Why did I want to become a teacher?

From a really young age I remember wanting to become a primary teacher. I would come home after a hard day in primary one and would sit my Gran and Grandad down and take a register, ask if they were pack lunch or home dinners and tell them about the day’s lessons. I really enjoyed my experience in primary school and the teachers I encountered played a huge part in this. They made my learning experience fun and exciting. It wasn’t always a case of just working out a textbook. One that sticks with me is when we were studying Victorian Britain and we made a Victorian classroom at the back of our classroom. Even now I still remember everything about Victorian Britain because we actually experienced it.  When I become a teacher I aim to create lessons like that so the pupils are actively learning rather than me dictating to them.

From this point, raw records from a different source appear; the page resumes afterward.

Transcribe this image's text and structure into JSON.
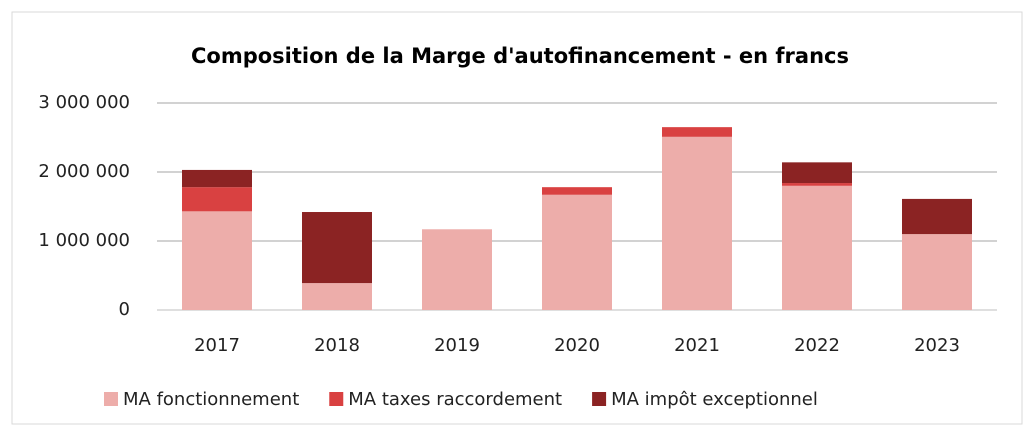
{
  "chart_data": {
    "type": "stacked_bar",
    "title": "Composition de la Marge d'autofinancement - en francs",
    "categories": [
      "2017",
      "2018",
      "2019",
      "2020",
      "2021",
      "2022",
      "2023"
    ],
    "series": [
      {
        "name": "MA fonctionnement",
        "color": "#edadaa",
        "values": [
          1430000,
          390000,
          1170000,
          1670000,
          2510000,
          1800000,
          1100000
        ]
      },
      {
        "name": "MA taxes raccordement",
        "color": "#d94141",
        "values": [
          350000,
          0,
          0,
          110000,
          140000,
          40000,
          0
        ]
      },
      {
        "name": "MA impôt exceptionnel",
        "color": "#8b2323",
        "values": [
          250000,
          1030000,
          0,
          0,
          0,
          300000,
          510000
        ]
      }
    ],
    "ylim": [
      0,
      3000000
    ],
    "yticks": [
      0,
      {
        "value": 1000000,
        "label": "1 000 000"
      },
      {
        "value": 2000000,
        "label": "2 000 000"
      },
      {
        "value": 3000000,
        "label": "3 000 000"
      }
    ],
    "grid": true,
    "legend": "bottom"
  }
}
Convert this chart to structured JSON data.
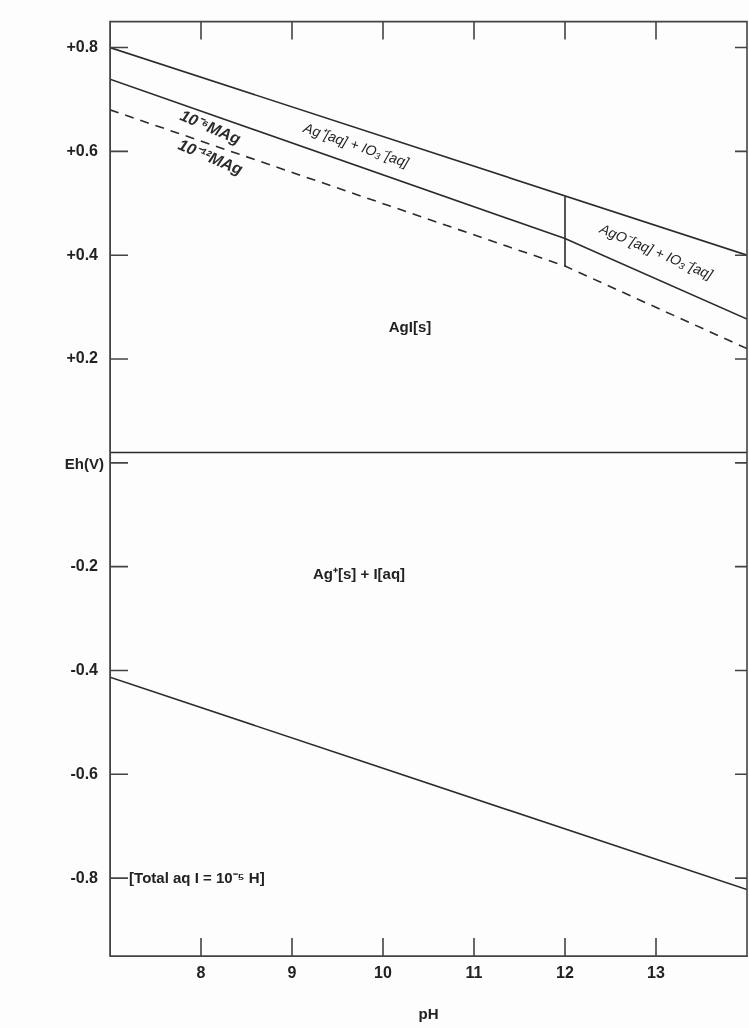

The older I got the ambition of becoming a primary teacher was always there. In S3 at high school I chose to do my weeks work experience at my old primary school. It was strange going back and participating in the teaching aspect of it. At this point I realised that this was what I really wanted to do when I grew up. I remember I was helping a primary one girl with writing her ‘kicking k’s’ and she would always write them backwards. I worked with her for only a small matter of time, helping her write them the correct way. The following week I went back and looked at her jotter, here were a line of perfect ‘K’s’. The feeling I got from this is hard to describe, it’s an accomplishment for yourself as you have taught her how to do something she will use every day for the rest of her life.

When I become a teacher I want to make my pupil’s learning experience as enjoyable and interactive as it possibly can be. Personally when I look back on my time at school, you remember the lessons and the input of the lessons in which you interacted, whether it was in groups or on the interactive white board these are the ones that stick by you. I want to be that teacher, when someone I taught is sitting in my positon now and they are writing something like this, I am the one that they are thinking of because I made there time at school the most pleasurable it can be and played a part in them fulfilling there learning to the highest possible standard.

 

One thought on “Why did I want to become a teacher?

  1. Hi Shannon,
    It is lovely to be able to read this. The point about learning outside of the text book is, imo, really important. I can remember, 50 years ago, making a 3d model of our village and surrounds in paper-machie. I can’t recall any text books.
    I do hope someone you teach will be blogging about starting teaching in a few years time.

    finally as someone working on glow blogs I am very excited in seeing you and your fellow students using blog , I hope that the experience is positive and you go on to see a positive effect of your learners sharing their learning.